Saving log template/cluster and ID for each log
aredelmeier opened this issue · comments
Hi!
I am familiar with the old package and starting to get accustomed with Drain3.
I have a log file example.log and I have used Drain3 to parse each log with
logging.basicConfig(filename="output_example.log", filemode='a', level=logging.DEBUG)
logger = logging.getLogger(__name__)
config = TemplateMinerConfig()
config.load("drain3.ini")
config.profiling_enabled = True
template_miner = TemplateMiner(config=config)
line_count = 0
with open("example.log") as f:
lines = f.readlines()
batch_size = 10
for line in lines:
line = line.rstrip()
line = line.partition(": ")[2]
result = template_miner.add_log_message(line)
line_count += 1
if line_count % batch_size == 0:
logger.info(f"Processing line: {line_count}, rate {rate:.1f} lines/sec, "

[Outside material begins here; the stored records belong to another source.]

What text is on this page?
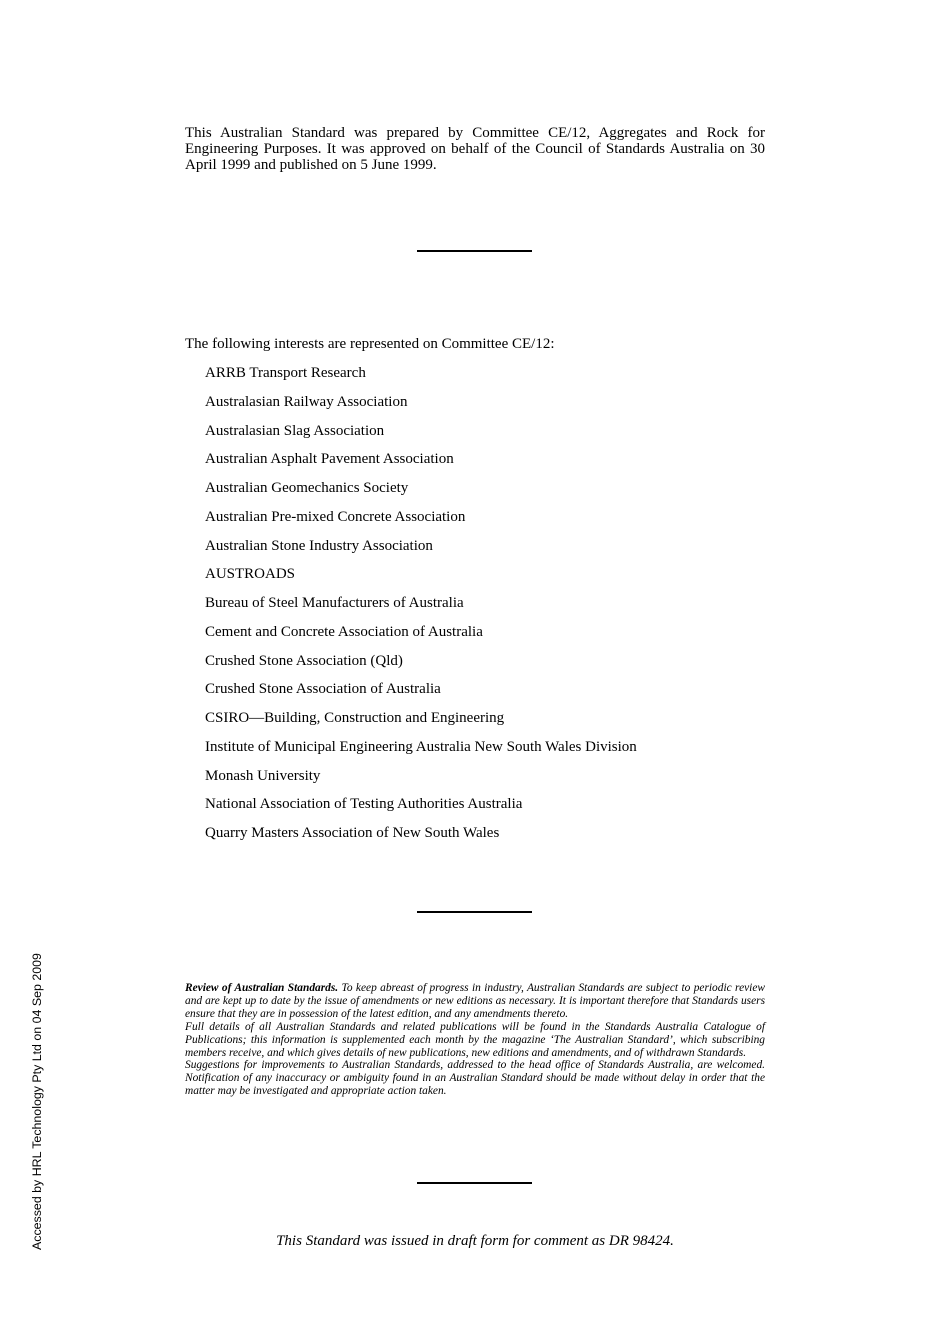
This Australian Standard was prepared by Committee CE/12, Aggregates and Rock for Engineering Purposes. It was approved on behalf of the Council of Standards Australia on 30 April 1999 and published on 5 June 1999.
The following interests are represented on Committee CE/12:
ARRB Transport Research
Australasian Railway Association
Australasian Slag Association
Australian Asphalt Pavement Association
Australian Geomechanics Society
Australian Pre-mixed Concrete Association
Australian Stone Industry Association
AUSTROADS
Bureau of Steel Manufacturers of Australia
Cement and Concrete Association of Australia
Crushed Stone Association (Qld)
Crushed Stone Association of Australia
CSIRO—Building, Construction and Engineering
Institute of Municipal Engineering Australia New South Wales Division
Monash University
National Association of Testing Authorities Australia
Quarry Masters Association of New South Wales

Review of Australian Standards. To keep abreast of progress in industry, Australian Standards are subject to periodic review and are kept up to date by the issue of amendments or new editions as necessary. It is important therefore that Standards users ensure that they are in possession of the latest edition, and any amendments thereto.

Full details of all Australian Standards and related publications will be found in the Standards Australia Catalogue of Publications; this information is supplemented each month by the magazine ‘The Australian Standard’, which subscribing members receive, and which gives details of new publications, new editions and amendments, and of withdrawn Standards.

Suggestions for improvements to Australian Standards, addressed to the head office of Standards Australia, are welcomed. Notification of any inaccuracy or ambiguity found in an Australian Standard should be made without delay in order that the matter may be investigated and appropriate action taken.

This Standard was issued in draft form for comment as DR 98424.
Accessed by HRL Technology Pty Ltd on 04 Sep 2009
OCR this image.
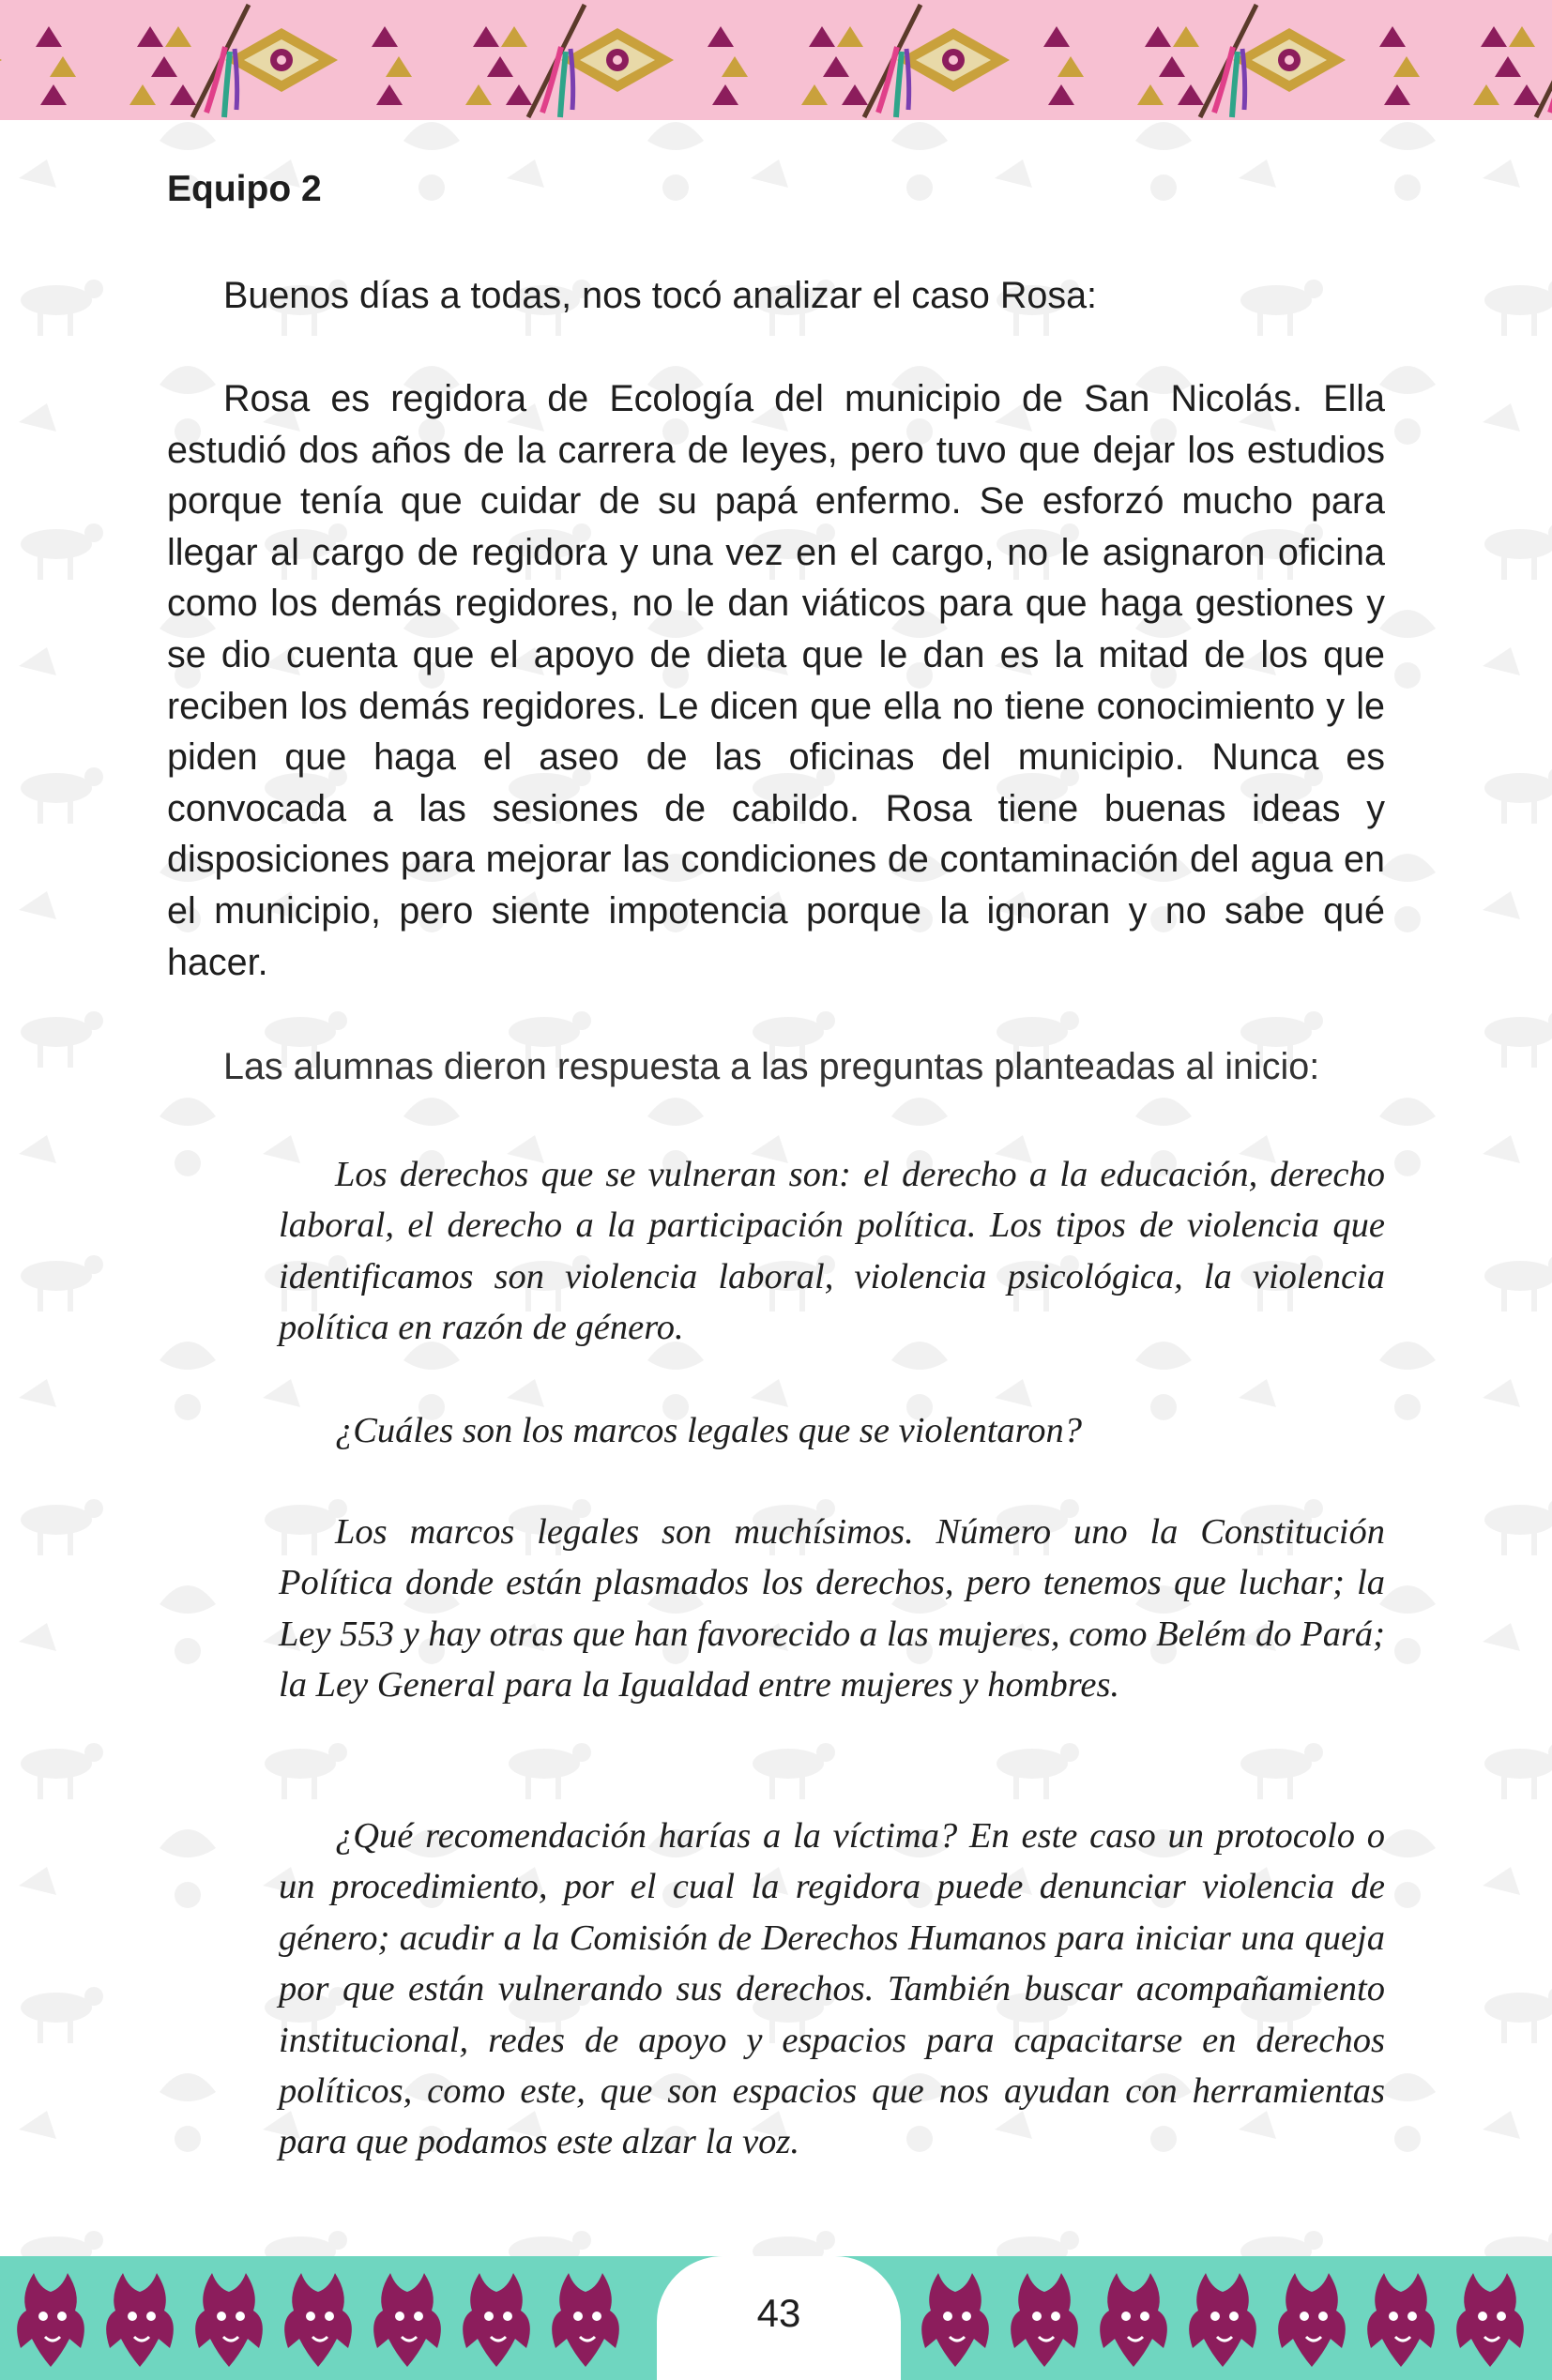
43
Equipo 2

Buenos días a todas, nos tocó analizar el caso Rosa:

Rosa es regidora de Ecología del municipio de San Nicolás. Ella estudió dos años de la carrera de leyes, pero tuvo que dejar los estudios porque tenía que cuidar de su papá enfermo. Se esforzó mucho para llegar al cargo de regidora y una vez en el cargo, no le asignaron oficina como los demás regidores, no le dan viáticos para que haga gestiones y se dio cuenta que el apoyo de dieta que le dan es la mitad de los que reciben los demás regidores. Le dicen que ella no tiene conocimiento y le piden que haga el aseo de las oficinas del municipio. Nunca es convocada a las sesiones de cabildo. Rosa tiene buenas ideas y disposiciones para mejorar las condiciones de contaminación del agua en el municipio, pero siente impotencia porque la ignoran y no sabe qué hacer.

Las alumnas dieron respuesta a las preguntas planteadas al inicio:

Los derechos que se vulneran son: el derecho a la educación, derecho laboral, el derecho a la participación política. Los tipos de violencia que identificamos son violencia laboral, violencia psicológica, la violencia política en razón de género.

¿Cuáles son los marcos legales que se violentaron?

Los marcos legales son muchísimos. Número uno la Constitución Política donde están plasmados los derechos, pero tenemos que luchar; la Ley 553 y hay otras que han favorecido a las mujeres, como Belém do Pará; la Ley General para la Igualdad entre mujeres y hombres.

¿Qué recomendación harías a la víctima? En este caso un protocolo o un procedimiento, por el cual la regidora puede denunciar violencia de género; acudir a la Comisión de Derechos Humanos para iniciar una queja por que están vulnerando sus derechos. También buscar acompañamiento institucional, redes de apoyo y espacios para capacitarse en derechos políticos, como este, que son espacios que nos ayudan con herramientas para que podamos este alzar la voz.
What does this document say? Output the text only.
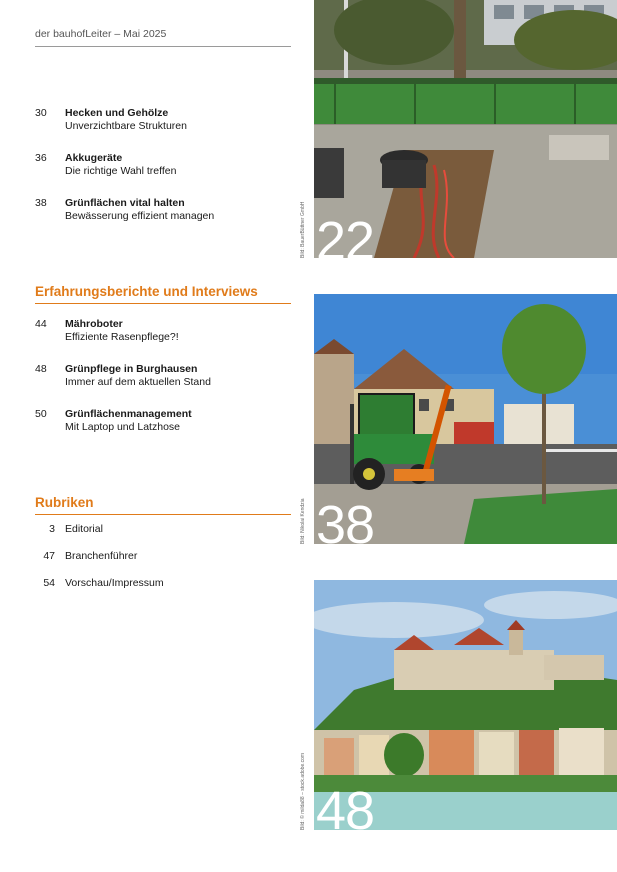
der bauhofLeiter – Mai 2025
30	Hecken und Gehölze
Unverzichtbare Strukturen
36	Akkugeräte
Die richtige Wahl treffen
38	Grünflächen vital halten
Bewässerung effizient managen
Erfahrungsberichte und Interviews
44	Mähroboter
Effiziente Rasenpflege?!
48	Grünpflege in Burghausen
Immer auf dem aktuellen Stand
50	Grünflächenmanagement
Mit Laptop und Latzhose
Rubriken
3 Editorial
47 Branchenführer
54 Vorschau/Impressum
22
Bild: BauerBüttner GmbH
38
Bild: Nikolai Kendzia
48
Bild: © milda88 – stock.adobe.com
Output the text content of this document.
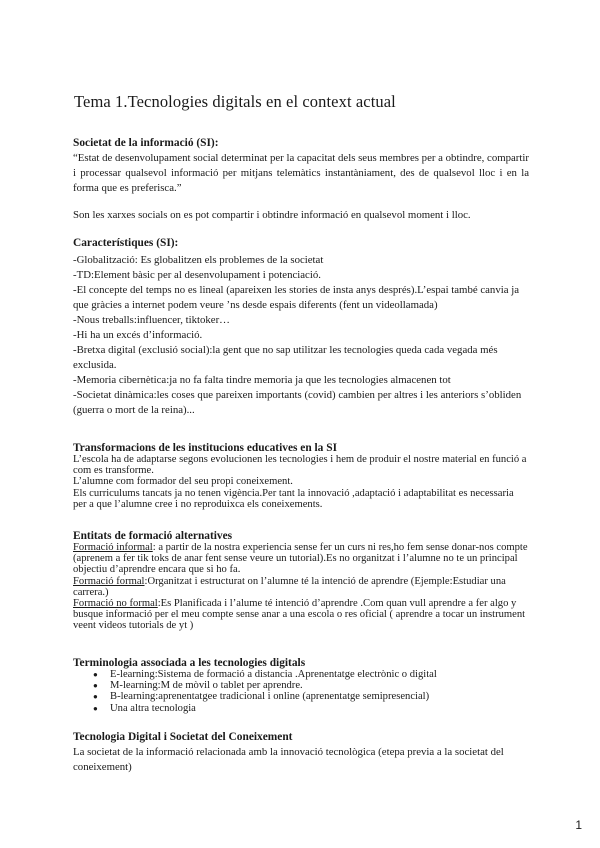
Tema 1.Tecnologies digitals en el context actual

Societat de la informació (SI):

“Estat de desenvolupament social determinat per la capacitat dels seus membres per a obtindre, compartir i processar qualsevol informació per mitjans telemàtics instantàniament, des de qualsevol lloc i en la forma que es preferisca.”

Son les xarxes socials on es pot compartir i obtindre informació en qualsevol moment i lloc.

Característiques (SI):

-Globalització: Es globalitzen els problemes de la societat

-TD:Element bàsic per al desenvolupament i potenciació.

-El concepte del temps no es lineal (apareixen les stories de insta anys després).L’espai també canvia ja que gràcies a internet podem veure ’ns desde espais diferents (fent un videollamada)

-Nous treballs:influencer, tiktoker…

-Hi ha un excés d’informació.

-Bretxa digital (exclusió social):la gent que no sap utilitzar les tecnologies queda cada vegada més exclusida.

-Memoria cibernètica:ja no fa falta tindre memoria ja que les tecnologies almacenen tot

-Societat dinàmica:les coses que pareixen importants (covid) cambien per altres i les anteriors s’obliden (guerra o mort de la reina)...

Transformacions de les institucions educatives en la SI

L’escola ha de adaptarse segons evolucionen les tecnologies i hem de produir el nostre material en funció a com es transforme.

L’alumne com formador del seu propi coneixement.

Els curriculums tancats ja no tenen vigència.Per tant la innovació ,adaptació i adaptabilitat es necessaria per a que l’alumne cree i no reproduixca els coneixements.

Entitats de formació alternatives

Formació informal: a partir de la nostra experiencia sense fer un curs ni res,ho fem sense donar-nos compte (aprenem a fer tik toks de anar fent sense veure un tutorial).Es no organitzat i l’alumne no te un principal objectiu d’aprendre encara que si ho fa.

Formació formal:Organitzat i estructurat on l’alumne té la intenció de aprendre (Ejemple:Estudiar una carrera.)

Formació no formal:Es Planificada i l’alume té intenció d’aprendre .Com quan vull aprendre a fer algo y busque informació per el meu compte sense anar a una escola o res oficial ( aprendre a tocar un instrument veent videos tutorials de yt )

Terminologia associada a les tecnologies digitals

● E-learning:Sistema de formació a distancia .Aprenentatge electrònic o digital
● M-learning:M de mòvil o tablet per aprendre.
● B-learning:aprenentatgee tradicional i online (aprenentatge semipresencial)
● Una altra tecnologia

Tecnologia Digital i Societat del Coneixement

La societat de la informació relacionada amb la innovació tecnològica (etepa previa a la societat del coneixement)

1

f"{len(template_miner.drain.clusters)} clusters so far.")
if result["change_type"] != "none":
result_json = json.dumps(result)
logger.info(f"Input ({line_count}): " + line)
logger.info("Result: " + result_json)
sorted_clusters = sorted(template_miner.drain.clusters, key=lambda it: it.size, reverse=True)
for cluster in sorted_clusters:
logger.info(cluster)
I am able to load the sorted clusters/templates by specifying
with open('output_example.log', 'r') as f:
lines = f.readlines()
But it is a bit tedious to keep track of the different log clusters/templates this way and I have not found a way to label each original log with its new log cluster/template ID.
Do you have any suggestions of how to do this in a better way? For example, how to save a CSV with columns "original log row number ", "new parsed log", "parsed log ID"?
Thanks in advance for your help!
Annabelle
Hi, you can construct the CSV columns yourself on the fly after parsing each raw log file. Create a list of dicts initially, append a dict after each parsed lines, with the info you want (e.g. raw log line index, parsed template from the result and cluster ID). When you finished processing all lines, use Pandas FromRecords() to convert the list of dicts into a data frame and then save the data frame into a CSV file.
Hi! Thanks for your answer. I didn't realize that all the information I was looking for was in the object
template_miner.add_log_message(line)
Thanks for your help!
Annabelle